KV-RM: Regularizing KV-Cache Movement for Static-Graph LLM Serving

TL;DR

KV-RM introduces a runtime design that regularizes KV-cache movement beneath static-graph LLM decoders, improving throughput, latency, and memory efficiency by decoupling logical histories from physical storage.

Contribution

It proposes a novel KV-cache management approach that absorbs variability below the fixed decode interface, enhancing static-graph LLM serving performance.

Findings

Improves decoding throughput and tail latency on NVIDIA A100 GPUs.

Reduces reserved KV memory across different workloads.

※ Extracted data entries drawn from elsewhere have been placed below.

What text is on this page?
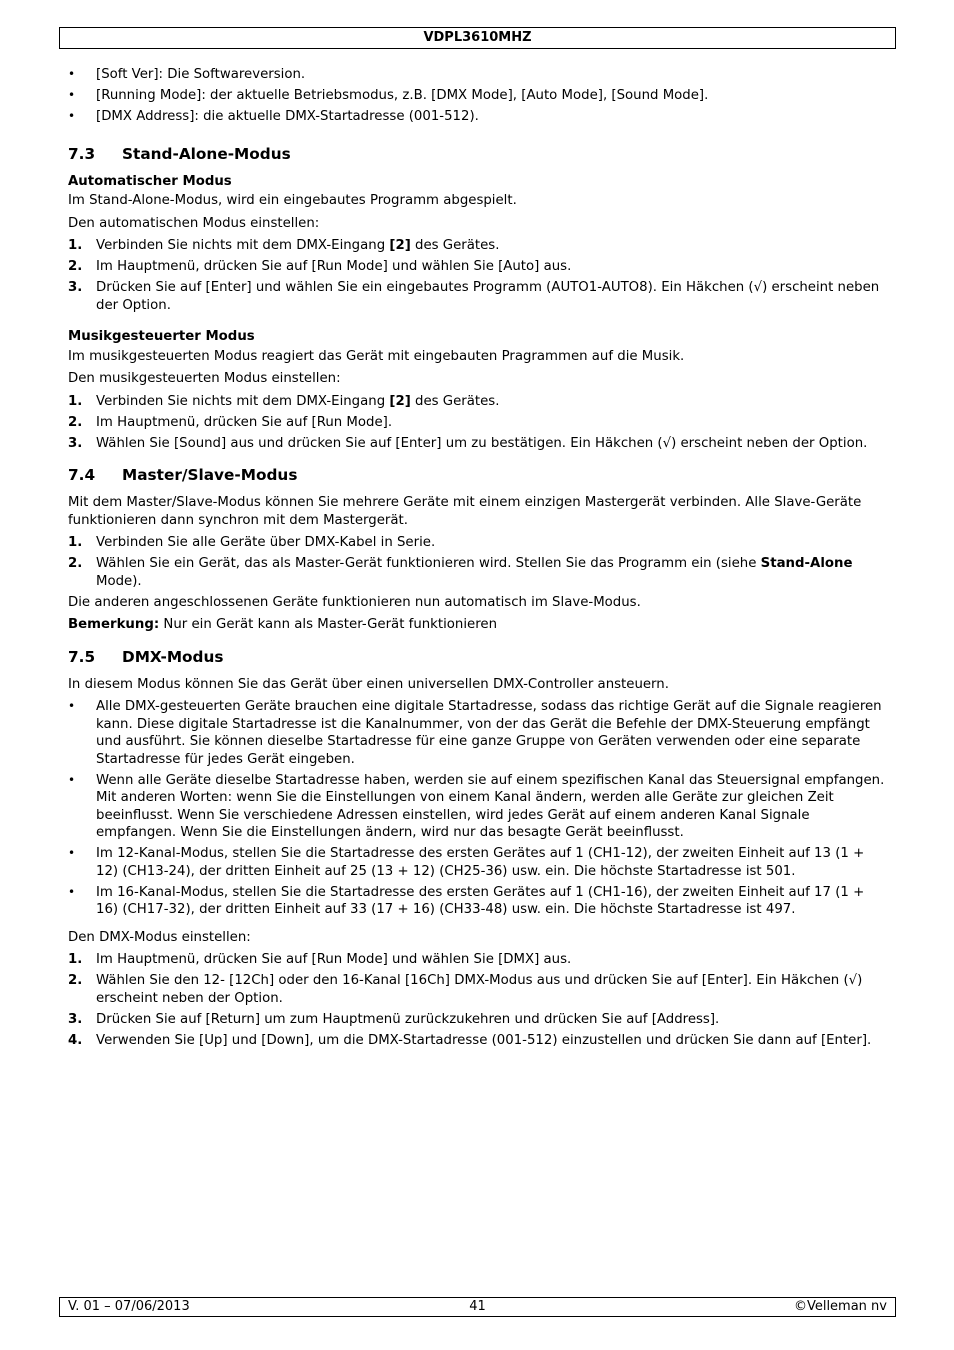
VDPL3610MHZ
• [Soft Ver]: Die Softwareversion.
• [Running Mode]: der aktuelle Betriebsmodus, z.B. [DMX Mode], [Auto Mode], [Sound Mode].
• [DMX Address]: die aktuelle DMX-Startadresse (001-512).
7.3 Stand-Alone-Modus
Automatischer Modus

Im Stand-Alone-Modus, wird ein eingebautes Programm abgespielt.

Den automatischen Modus einstellen:

1. Verbinden Sie nichts mit dem DMX-Eingang [2] des Gerätes.
2. Im Hauptmenü, drücken Sie auf [Run Mode] und wählen Sie [Auto] aus.
3. Drücken Sie auf [Enter] und wählen Sie ein eingebautes Programm (AUTO1-AUTO8). Ein Häkchen (√) erscheint neben der Option.
Musikgesteuerter Modus

Im musikgesteuerten Modus reagiert das Gerät mit eingebauten Pragrammen auf die Musik.

Den musikgesteuerten Modus einstellen:

1. Verbinden Sie nichts mit dem DMX-Eingang [2] des Gerätes.
2. Im Hauptmenü, drücken Sie auf [Run Mode].
3. Wählen Sie [Sound] aus und drücken Sie auf [Enter] um zu bestätigen. Ein Häkchen (√) erscheint neben der Option.
7.4 Master/Slave-Modus

Mit dem Master/Slave-Modus können Sie mehrere Geräte mit einem einzigen Mastergerät verbinden. Alle Slave-Geräte funktionieren dann synchron mit dem Mastergerät.

1. Verbinden Sie alle Geräte über DMX-Kabel in Serie.
2. Wählen Sie ein Gerät, das als Master-Gerät funktionieren wird. Stellen Sie das Programm ein (siehe Stand-Alone Mode).

Die anderen angeschlossenen Geräte funktionieren nun automatisch im Slave-Modus.

Bemerkung: Nur ein Gerät kann als Master-Gerät funktionieren

7.5 DMX-Modus

In diesem Modus können Sie das Gerät über einen universellen DMX-Controller ansteuern.

• Alle DMX-gesteuerten Geräte brauchen eine digitale Startadresse, sodass das richtige Gerät auf die Signale reagieren kann. Diese digitale Startadresse ist die Kanalnummer, von der das Gerät die Befehle der DMX-Steuerung empfängt und ausführt. Sie können dieselbe Startadresse für eine ganze Gruppe von Geräten verwenden oder eine separate Startadresse für jedes Gerät eingeben.
• Wenn alle Geräte dieselbe Startadresse haben, werden sie auf einem spezifischen Kanal das Steuersignal empfangen. Mit anderen Worten: wenn Sie die Einstellungen von einem Kanal ändern, werden alle Geräte zur gleichen Zeit beeinflusst. Wenn Sie verschiedene Adressen einstellen, wird jedes Gerät auf einem anderen Kanal Signale empfangen. Wenn Sie die Einstellungen ändern, wird nur das besagte Gerät beeinflusst.
• Im 12-Kanal-Modus, stellen Sie die Startadresse des ersten Gerätes auf 1 (CH1-12), der zweiten Einheit auf 13 (1 + 12) (CH13-24), der dritten Einheit auf 25 (13 + 12) (CH25-36) usw. ein. Die höchste Startadresse ist 501.
• Im 16-Kanal-Modus, stellen Sie die Startadresse des ersten Gerätes auf 1 (CH1-16), der zweiten Einheit auf 17 (1 + 16) (CH17-32), der dritten Einheit auf 33 (17 + 16) (CH33-48) usw. ein. Die höchste Startadresse ist 497.

Den DMX-Modus einstellen:

1. Im Hauptmenü, drücken Sie auf [Run Mode] und wählen Sie [DMX] aus.
2. Wählen Sie den 12- [12Ch] oder den 16-Kanal [16Ch] DMX-Modus aus und drücken Sie auf [Enter]. Ein Häkchen (√) erscheint neben der Option.
3. Drücken Sie auf [Return] um zum Hauptmenü zurückzukehren und drücken Sie auf [Address].
4. Verwenden Sie [Up] und [Down], um die DMX-Startadresse (001-512) einzustellen und drücken Sie dann auf [Enter].
V. 01 – 07/06/2013	41	©Velleman nv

Eliminates burst-time latency spikes in production-trace replay.

Abstract

Static-graph LLM decoders provide predictable launches, fixed tensor shapes, and low submission overhead, but online decoding exposes highly irregular KV-cache behavior: request lengths differ, EOS events arrive asynchronously, and logical histories fragment over time. Dynamic runtimes recover flexibility through paged KV management and step-level scheduling, while static-graph executors often over-reserve memory and suffer burst-time latency outliers. This paper studies whether much of this variability can be absorbed below a fixed decode interface. We present KV-RM, a runtime design that regularizes KV-cache movement beneath a static-graph LLM decoder. KV-RM decouples logical KV histories from physical storage, tracks active KV state through a block pager, and materializes each decode step through a single committed descriptor. A merge-staged transport path coalesces non-contiguous KV mappings into a small number of large transfer groups before a fixed-shape attention kernel consumes them. Optional bounded far-history summaries can be enabled under the same interface, but the core design does not depend on them. On a 2-GPU NVIDIA A100 node, KV-RM improves mixed-length decoding throughput and tail latency relative to a static-graph baseline, reduces reserved KV memory across workload families, and removes severe burst-time latency spikes under production-trace replay. These results suggest that KV-cache movement, rather than kernel shape, can be an effective boundary for recovering runtime flexibility in static-graph LLM serving.